Can someone please help extract LWS1098,LWS1147,LWS1648 out of the text below?

TE.PH2022.Joanna.LWS1098.LWS1147.LWS1648.Campaign

UnknownValue · April 8, 2022, 11:37pm

I am trying to use String Replacer for this but I cannot get the coding right…

elsamuel · April 9, 2022, 4:41am

What have you tried?
And what exactly is the output that you’re aiming for?

Some variation on LWS[0-9]{4} should work.
Depending on the desired output, you could use the Regex Extractor node.

UnknownValue · April 9, 2022, 10:04am

My attempt was with variations of [a-zA-z]{4}
I am looking to remove all text but LWS numbers = LWS1234

duristef · April 9, 2022, 2:51pm

Hi @UnknownValue ,
if this is the result you want

and provided the substrings are separated by dots as in your example, you can use this code in a Column Expression node

array_in = split(column("column1"),'.')
array_out = []

for (i=0, max_i=arrayLength(array_in); i<max_i; i++) {
    el = strip(array_in[i])
    if (regexMatcher(el,"^LWS\\d+$")) {
        array_out.push(el)
    }
}
joinSep(",",array_out)

duristef · April 9, 2022, 3:24pm

if you use a Python node you can output both a comma separated string and a list

import re
output_table_1 = input_table_1.copy()
regex = re.compile('^LWS\d+$')
output_table_1["list_result"] = output_table_1["column1"].apply(lambda x: list(filter(regex.match ,x.split("."))))
output_table_1["str_result"] = output_table_1["column1"].apply(lambda x: ",".join(filter(regex.match ,x.split("."))))

a bit more readable:

import re
output_table_1 = input_table_1.copy()
regex = re.compile('^LWS\d+$')

def getSubstrings(x, r):
	return list(filter(r.match ,x.split(".")))

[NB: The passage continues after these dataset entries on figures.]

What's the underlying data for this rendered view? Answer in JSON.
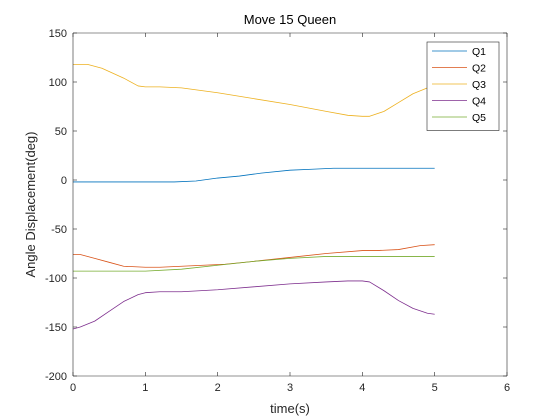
{
  "chart_data": {
    "type": "line",
    "title": "Move 15 Queen",
    "xlabel": "time(s)",
    "ylabel": "Angle Displacement(deg)",
    "xlim": [
      0,
      6
    ],
    "ylim": [
      -200,
      150
    ],
    "xticks": [
      0,
      1,
      2,
      3,
      4,
      5,
      6
    ],
    "yticks": [
      -200,
      -150,
      -100,
      -50,
      0,
      50,
      100,
      150
    ],
    "grid": false,
    "legend_position": "top-right",
    "series": [
      {
        "name": "Q1",
        "color": "#0072bd",
        "x": [
          0,
          0.5,
          1.0,
          1.4,
          1.7,
          2.0,
          2.3,
          2.6,
          3.0,
          3.3,
          3.6,
          3.9,
          4.2,
          4.5,
          5.0
        ],
        "y": [
          -2,
          -2,
          -2,
          -2,
          -1,
          2,
          4,
          7,
          10,
          11,
          12,
          12,
          12,
          12,
          12
        ]
      },
      {
        "name": "Q2",
        "color": "#d95319",
        "x": [
          0,
          0.1,
          0.3,
          0.5,
          0.7,
          1.0,
          1.2,
          1.5,
          1.8,
          2.1,
          2.5,
          3.0,
          3.5,
          4.0,
          4.2,
          4.5,
          4.8,
          5.0
        ],
        "y": [
          -76,
          -76,
          -80,
          -84,
          -88,
          -89,
          -89,
          -88,
          -87,
          -86,
          -83,
          -79,
          -75,
          -72,
          -72,
          -71,
          -67,
          -66
        ]
      },
      {
        "name": "Q3",
        "color": "#edb120",
        "x": [
          0,
          0.2,
          0.4,
          0.7,
          0.9,
          1.0,
          1.2,
          1.5,
          2.0,
          2.5,
          3.0,
          3.5,
          3.8,
          4.0,
          4.1,
          4.3,
          4.5,
          4.7,
          4.9,
          5.0
        ],
        "y": [
          118,
          118,
          114,
          104,
          96,
          95,
          95,
          94,
          89,
          83,
          77,
          70,
          66,
          65,
          65,
          70,
          79,
          88,
          94,
          95
        ]
      },
      {
        "name": "Q4",
        "color": "#7e2f8e",
        "x": [
          0,
          0.1,
          0.3,
          0.5,
          0.7,
          0.9,
          1.0,
          1.2,
          1.5,
          2.0,
          2.5,
          3.0,
          3.5,
          3.8,
          4.0,
          4.1,
          4.3,
          4.5,
          4.7,
          4.9,
          5.0
        ],
        "y": [
          -152,
          -150,
          -144,
          -134,
          -124,
          -117,
          -115,
          -114,
          -114,
          -112,
          -109,
          -106,
          -104,
          -103,
          -103,
          -104,
          -113,
          -123,
          -131,
          -136,
          -137
        ]
      },
      {
        "name": "Q5",
        "color": "#77ac30",
        "x": [
          0,
          0.5,
          1.0,
          1.5,
          2.0,
          2.5,
          3.0,
          3.5,
          4.0,
          4.5,
          5.0
        ],
        "y": [
          -93,
          -93,
          -93,
          -91,
          -87,
          -83,
          -80,
          -78,
          -78,
          -78,
          -78
        ]
      }
    ]
  }
}
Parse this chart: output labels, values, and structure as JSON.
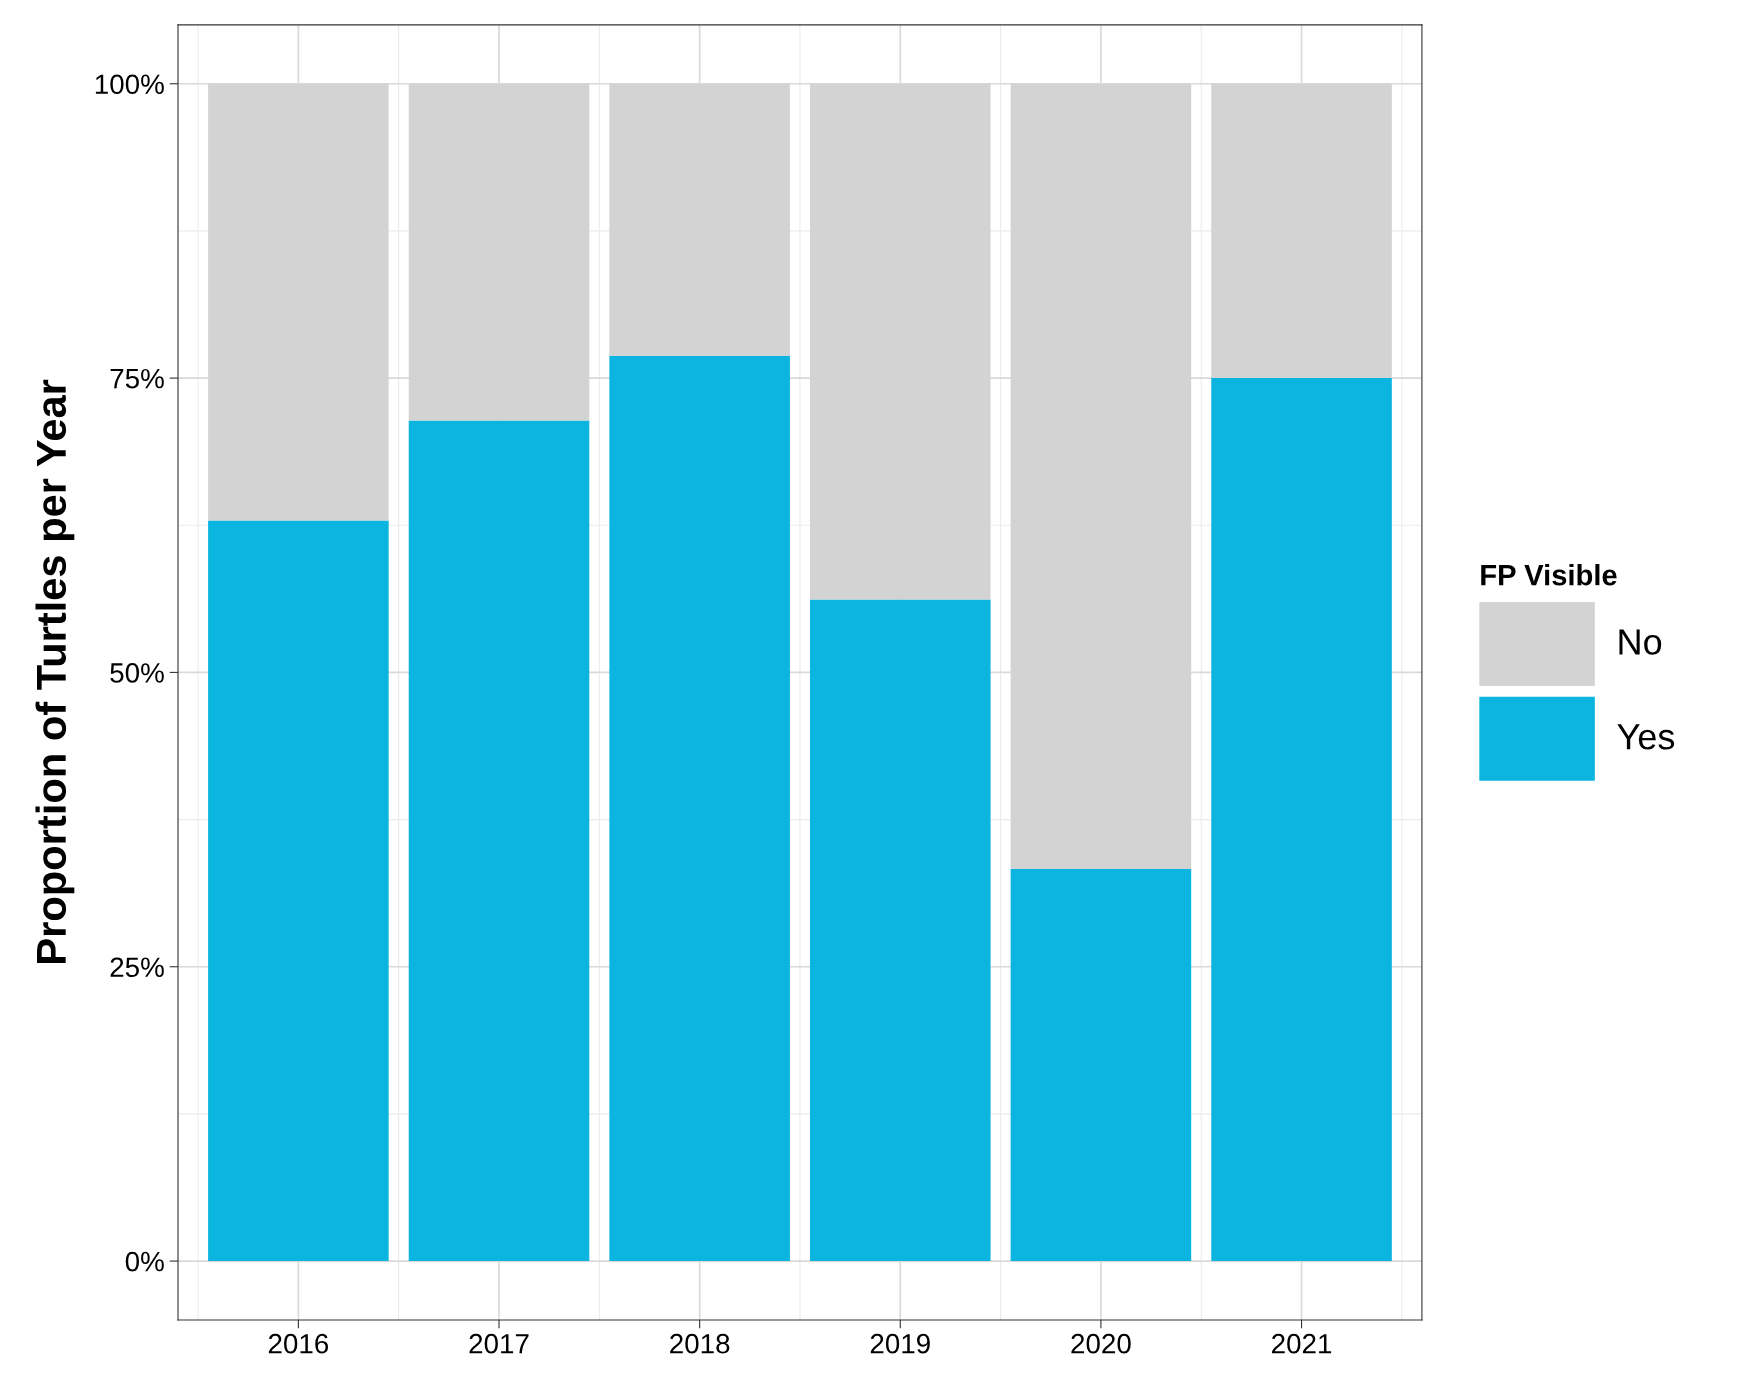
{
  "chart_data": {
    "type": "bar",
    "stacked": true,
    "categories": [
      "2016",
      "2017",
      "2018",
      "2019",
      "2020",
      "2021"
    ],
    "series": [
      {
        "name": "Yes",
        "color": "#0bb5e0",
        "values": [
          62.9,
          71.4,
          76.9,
          56.2,
          33.3,
          75.0
        ]
      },
      {
        "name": "No",
        "color": "#d3d3d3",
        "values": [
          37.1,
          28.6,
          23.1,
          43.8,
          66.7,
          25.0
        ]
      }
    ],
    "ylabel": "Proportion of Turtles per Year",
    "legend_title": "FP Visible",
    "ylim": [
      -5,
      105
    ],
    "yticks": [
      {
        "value": 0,
        "label": "0%"
      },
      {
        "value": 25,
        "label": "25%"
      },
      {
        "value": 50,
        "label": "50%"
      },
      {
        "value": 75,
        "label": "75%"
      },
      {
        "value": 100,
        "label": "100%"
      }
    ],
    "grid": true,
    "legend": "right"
  }
}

output_table_1["list_result"] = output_table_1["column1"].apply(lambda x: getSubstrings(x, regex))
output_table_1["str_result"] = output_table_1["column1"].apply(lambda x: ",".join(getSubstrings(x, regex)))

system · July 8, 2022, 3:24pm

This topic was automatically closed 90 days after the last reply. New replies are no longer allowed.